#### Introduction to Statistical Learning, Lab 11.3

# Function Fitting Example

We use the PyTorch library:
 
  - PyTorch [homepage](https://pytorch.org/)
  - PyTorch [documentation](https://pytorch.org/docs/stable/index.html)

In this example we train an FCNN to fit a function $\mathbb{R} \rightarrow \mathbb{R}$. 

It can be shown that FCNNs can approximate *any* function $\mathbb{R}^n \rightarrow \mathbb{R}^m$. Unfortunately this proof is not constructive and we have to find a good network layout.

We use most straight forward approach: an FCNN with `MSE` loss and `SDG` optimiser for training. The output layer activation is simply linear (i.e. `None).

#### Setup
Import the required modules and make sure our (and only our!) modules are reloaded before code execution.

In [None]:
%reload_ext autoreload
%aimport dataprovider, classification
%autoreload 1

# framework modules
import numpy as np
import matplotlib.pyplot as plt
import seaborn as sns
sns.set()
import torch
import torch.utils.data as utils_data
import torch.nn as nn
import torch.nn.functional as fun

from islpy import neuro

#### Data Sets

We generate simple toy data sets for the true model

$$
    y_i = \beta_0 + \beta_1 x_i + \beta_2 x_i^2 + \beta_3 x_i^3 + \epsilon_i
$$

with
$$
\beta_0 = -0.5
$$
$$
\beta_1 = 1.0
$$$$
\beta_2 = -3.0
$$$$
\beta_3 = 0.6
$$

In [None]:
beta = np.array([-0.5, 1.0, -3.0, 0.6])
n = 2000
x = np.linspace(-5, 5, num=n) + np.random.normal(scale=0.5, size=n)
y = beta[0] + beta[1] * x + beta[2] * x**2 + beta[3] * x**3 + np.random.normal(scale=10, size=n)
x = x.reshape((n, -1))
y = y.reshape((n, -1))


#### A Graphical Look at the Data

We show a `sns.regplot` with a quick fit. 

In [None]:
ax = sns.scatterplot(x[:,0], y[:,0])
ax = sns.regplot(x[:,0], y[:,0], order=3, scatter=False, color='C1')
ax = sns.regplot(x[:,0], y[:,0], order=2, scatter=False, color='C2')

#### The FCNN Model

Using the `torch` library, we specify the *network topology* and activation functions to create our model.

In [None]:
class FCNN(nn.Module):
    def __init__(self):
        super().__init__()
        self.activation = fun.relu
        self.layer1 = nn.Linear(1, 32)
        self.layer2 = nn.Linear(32, 8)
        self.layer3 = nn.Linear(8, 1)

    def forward(self, x):
        x = self.activation(self.layer1(x))
        x = self.activation(self.layer2(x))
        x = self.layer3(x)

        return x

#### Training

We use the `nn.MSELoss` function and the `SDG` optimiser in a training loop with a fixed number of iterations.
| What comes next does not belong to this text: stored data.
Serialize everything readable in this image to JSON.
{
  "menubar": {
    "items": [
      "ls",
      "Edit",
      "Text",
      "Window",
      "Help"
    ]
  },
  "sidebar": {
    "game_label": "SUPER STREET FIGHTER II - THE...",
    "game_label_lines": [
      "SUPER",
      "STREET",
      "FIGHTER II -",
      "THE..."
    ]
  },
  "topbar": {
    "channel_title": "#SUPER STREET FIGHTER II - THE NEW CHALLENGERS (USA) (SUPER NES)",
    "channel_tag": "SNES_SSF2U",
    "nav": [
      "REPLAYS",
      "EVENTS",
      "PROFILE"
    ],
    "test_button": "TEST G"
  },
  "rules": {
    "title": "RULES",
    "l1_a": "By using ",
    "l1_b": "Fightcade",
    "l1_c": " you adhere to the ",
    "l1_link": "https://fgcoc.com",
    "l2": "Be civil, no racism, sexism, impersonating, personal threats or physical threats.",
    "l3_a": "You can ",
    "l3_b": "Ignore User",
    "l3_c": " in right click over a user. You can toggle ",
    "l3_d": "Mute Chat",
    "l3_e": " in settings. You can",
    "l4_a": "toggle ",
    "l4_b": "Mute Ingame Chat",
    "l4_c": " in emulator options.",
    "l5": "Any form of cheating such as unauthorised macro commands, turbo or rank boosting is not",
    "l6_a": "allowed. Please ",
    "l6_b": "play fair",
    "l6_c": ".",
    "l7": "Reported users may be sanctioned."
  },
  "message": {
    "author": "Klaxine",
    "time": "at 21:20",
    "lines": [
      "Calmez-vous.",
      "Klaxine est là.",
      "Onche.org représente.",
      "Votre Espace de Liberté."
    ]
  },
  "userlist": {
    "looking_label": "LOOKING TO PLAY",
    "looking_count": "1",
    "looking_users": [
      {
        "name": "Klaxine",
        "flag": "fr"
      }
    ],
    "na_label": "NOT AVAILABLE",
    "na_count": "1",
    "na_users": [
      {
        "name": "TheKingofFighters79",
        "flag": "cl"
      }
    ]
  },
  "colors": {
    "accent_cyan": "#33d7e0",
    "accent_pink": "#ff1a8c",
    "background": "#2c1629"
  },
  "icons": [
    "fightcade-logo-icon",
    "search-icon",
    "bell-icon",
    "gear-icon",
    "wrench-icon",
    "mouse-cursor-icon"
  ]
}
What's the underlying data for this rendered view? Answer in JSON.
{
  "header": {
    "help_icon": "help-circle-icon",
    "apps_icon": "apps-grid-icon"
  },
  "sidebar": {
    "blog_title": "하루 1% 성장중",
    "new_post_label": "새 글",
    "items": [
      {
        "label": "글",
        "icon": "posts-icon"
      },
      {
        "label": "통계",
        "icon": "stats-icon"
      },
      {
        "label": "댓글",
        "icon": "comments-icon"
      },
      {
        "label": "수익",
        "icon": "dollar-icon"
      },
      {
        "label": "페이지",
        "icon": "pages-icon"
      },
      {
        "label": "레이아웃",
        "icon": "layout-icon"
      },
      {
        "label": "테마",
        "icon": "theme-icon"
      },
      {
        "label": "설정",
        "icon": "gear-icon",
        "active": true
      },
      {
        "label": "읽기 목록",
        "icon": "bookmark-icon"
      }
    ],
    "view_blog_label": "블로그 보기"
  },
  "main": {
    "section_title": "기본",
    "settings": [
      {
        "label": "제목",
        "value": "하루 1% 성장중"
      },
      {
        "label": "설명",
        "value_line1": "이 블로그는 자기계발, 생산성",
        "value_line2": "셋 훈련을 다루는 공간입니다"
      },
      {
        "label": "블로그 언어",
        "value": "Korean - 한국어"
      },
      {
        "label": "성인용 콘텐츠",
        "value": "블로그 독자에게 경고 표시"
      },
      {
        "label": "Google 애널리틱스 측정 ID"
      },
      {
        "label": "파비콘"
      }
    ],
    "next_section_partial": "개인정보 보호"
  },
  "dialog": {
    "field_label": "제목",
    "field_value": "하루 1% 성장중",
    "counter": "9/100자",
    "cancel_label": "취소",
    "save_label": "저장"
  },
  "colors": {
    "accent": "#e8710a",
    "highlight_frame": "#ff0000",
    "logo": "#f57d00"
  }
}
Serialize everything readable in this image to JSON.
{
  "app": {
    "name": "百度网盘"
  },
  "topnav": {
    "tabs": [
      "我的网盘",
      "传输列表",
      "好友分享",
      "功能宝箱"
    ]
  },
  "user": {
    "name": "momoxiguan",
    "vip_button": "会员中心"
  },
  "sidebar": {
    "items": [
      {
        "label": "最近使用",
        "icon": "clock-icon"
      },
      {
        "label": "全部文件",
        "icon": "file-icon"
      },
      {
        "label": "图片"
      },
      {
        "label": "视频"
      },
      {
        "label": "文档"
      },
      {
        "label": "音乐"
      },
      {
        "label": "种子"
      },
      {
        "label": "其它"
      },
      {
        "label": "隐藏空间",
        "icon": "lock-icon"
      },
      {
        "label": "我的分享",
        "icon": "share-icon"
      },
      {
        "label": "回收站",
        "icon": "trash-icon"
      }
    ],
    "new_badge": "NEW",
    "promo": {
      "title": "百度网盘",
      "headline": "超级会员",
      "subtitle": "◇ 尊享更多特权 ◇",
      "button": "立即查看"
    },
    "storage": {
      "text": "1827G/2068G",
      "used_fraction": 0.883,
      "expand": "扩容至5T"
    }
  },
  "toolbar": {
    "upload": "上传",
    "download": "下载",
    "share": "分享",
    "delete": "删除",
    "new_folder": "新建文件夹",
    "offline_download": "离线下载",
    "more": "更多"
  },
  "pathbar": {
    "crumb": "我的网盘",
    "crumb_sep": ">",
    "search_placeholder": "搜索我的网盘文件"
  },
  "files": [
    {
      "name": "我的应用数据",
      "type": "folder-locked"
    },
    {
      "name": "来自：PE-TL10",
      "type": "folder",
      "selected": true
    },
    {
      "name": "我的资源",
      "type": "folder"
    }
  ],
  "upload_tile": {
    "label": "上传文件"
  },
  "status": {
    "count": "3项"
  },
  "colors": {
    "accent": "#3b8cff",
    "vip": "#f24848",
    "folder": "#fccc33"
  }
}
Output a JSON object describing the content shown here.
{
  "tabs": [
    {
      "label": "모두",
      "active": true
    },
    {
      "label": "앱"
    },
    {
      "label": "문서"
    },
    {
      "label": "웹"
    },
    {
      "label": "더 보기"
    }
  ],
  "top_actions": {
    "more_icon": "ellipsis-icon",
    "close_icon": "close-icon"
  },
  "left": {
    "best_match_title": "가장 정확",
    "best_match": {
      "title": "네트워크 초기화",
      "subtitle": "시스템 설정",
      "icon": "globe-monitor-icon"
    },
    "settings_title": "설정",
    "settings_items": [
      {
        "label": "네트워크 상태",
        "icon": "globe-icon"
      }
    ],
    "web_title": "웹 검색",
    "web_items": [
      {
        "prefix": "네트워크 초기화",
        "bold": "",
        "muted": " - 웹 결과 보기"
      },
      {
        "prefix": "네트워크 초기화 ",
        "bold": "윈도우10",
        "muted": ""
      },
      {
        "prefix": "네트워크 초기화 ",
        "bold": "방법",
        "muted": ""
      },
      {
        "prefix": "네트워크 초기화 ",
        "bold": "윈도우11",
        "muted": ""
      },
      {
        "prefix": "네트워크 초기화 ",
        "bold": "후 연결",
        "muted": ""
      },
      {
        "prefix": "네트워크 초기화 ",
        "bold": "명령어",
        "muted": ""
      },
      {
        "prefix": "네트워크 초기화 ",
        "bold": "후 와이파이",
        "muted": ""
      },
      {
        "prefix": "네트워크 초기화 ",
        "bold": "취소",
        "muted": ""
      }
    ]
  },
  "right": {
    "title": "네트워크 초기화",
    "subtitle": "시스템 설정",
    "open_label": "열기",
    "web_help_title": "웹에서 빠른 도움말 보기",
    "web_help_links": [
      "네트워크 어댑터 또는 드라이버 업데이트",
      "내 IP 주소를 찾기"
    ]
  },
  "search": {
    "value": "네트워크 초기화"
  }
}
We first have to wrap our data into a `torch` style interface and create a `torch` data loader for sampling the data.

In [None]:
x[0:10], y[0:10]

In [None]:
list(enumerate(train_loader))[0:10]

In [None]:
x_train = torch.tensor(x[:x.size//2]).float()
y_train = torch.tensor(y[:y.size//2]).float()
train_loader = utils_data.DataLoader(utils_data.TensorDataset(x_train, y_train))

x_test = torch.tensor(x[x.size//2:]).float()
y_test = torch.tensor(y[y.size//2:]).float()
test_loader = utils_data.DataLoader(utils_data.TensorDataset(x_test, y_test))

In [None]:
nn_model = FCNN()
print(nn_model)

max_epochs = 50
train_history = []
test_history = []
loss_function = nn.MSELoss()
optimizer = torch.optim.SGD(nn_model.parameters(), lr=0.00002)

for epoch in range(max_epochs):
    mean_train_loss = 0.0
    for i, (xs, ys) in enumerate(train_loader):
        optimizer.zero_grad() # reset gradients
        outputs = nn_model(xs) 
        train_loss = loss_function(outputs, ys)
        train_loss.backward() # gradient back propagation
        optimizer.step()
        mean_train_loss = (mean_train_loss * i + train_loss.item()) / (i + 1)
    if epoch:
        train_history.append(mean_train_loss)
    
    mean_test_loss = 0.0
    for i, (xs, ys) in enumerate(test_loader):
        outputs = nn_model(xs)
        eval_loss = loss_function(outputs, ys)
        mean_test_loss = (mean_test_loss * i + eval_loss) / (i + 1)
    
    if epoch:
        test_history.append(mean_test_loss)
        print('Epoch {}, mean train/test loss: {:.4f}/{:.4f}'.format(epoch, mean_train_loss, mean_test_loss))

print('Maximum number of epochs ({}) reached. Training terminated.'.format(max_epochs))

In [None]:
plt.figure()
plt.plot(train_history, label='Training Loss')
plt.plot(test_history, label='Test Loss')
plt.xlabel('epoch')
plt.ylabel('loss')
plt.xlim((10, 50))
plt.legend()
plt.show()


In [None]:
xs = torch.tensor(np.linspace(-5, 5, 100).reshape((100, -1))).float()

with torch.no_grad():
    ys = nn_model(xs)
    yh = nn_model(x_test)

In [None]:
plt.plot(xs[:,0], ys[:,0], lw=2, color='C1')

In [None]:
ax = sns.scatterplot(y_test[:,0], yh[:,0])

# Tensorflow version

In [None]:
import tensorflow as tf

In [None]:
tfmodel = tf.keras.models.Sequential([
    tf.keras.layers.Dense(32, activation="relu", input_shape=[1], ),
    tf.keras.layers.Dense(8, activation="relu"),
    tf.keras.layers.Dense(1, activation="linear"),
])

In [None]:
#tfopt = tf.keras.optimizers.SGD()
tfopt = tf.keras.optimizers.SGD(lr=0.00002)
tfmodel.compile(optimizer=tfopt,
              loss="mse" )

In [None]:
tfmodel.summary()

In [None]:
# With batch=4, it reproduces the same pattern seen with pytorch. 
# Using batch_size=1, leaves it at  mse ~= 500, with 50 epochs

tfmodel.fit(x[:x.size//2], y[:x.size//2], epochs=50, shuffle=False, batch_size=1)

In [None]:
ax = sns.scatterplot(x[:,0], y[:,0], color="gray", alpha=0.5)
tfxs = np.linspace(-6, 6, 100).reshape((100, -1))
ax.plot(xs[:,0], ys[:,0], lw=2, color='#555555', linewidth=3)
ax.plot(tfxs, tfmodel.predict(tfxs), linewidth=1, color="red")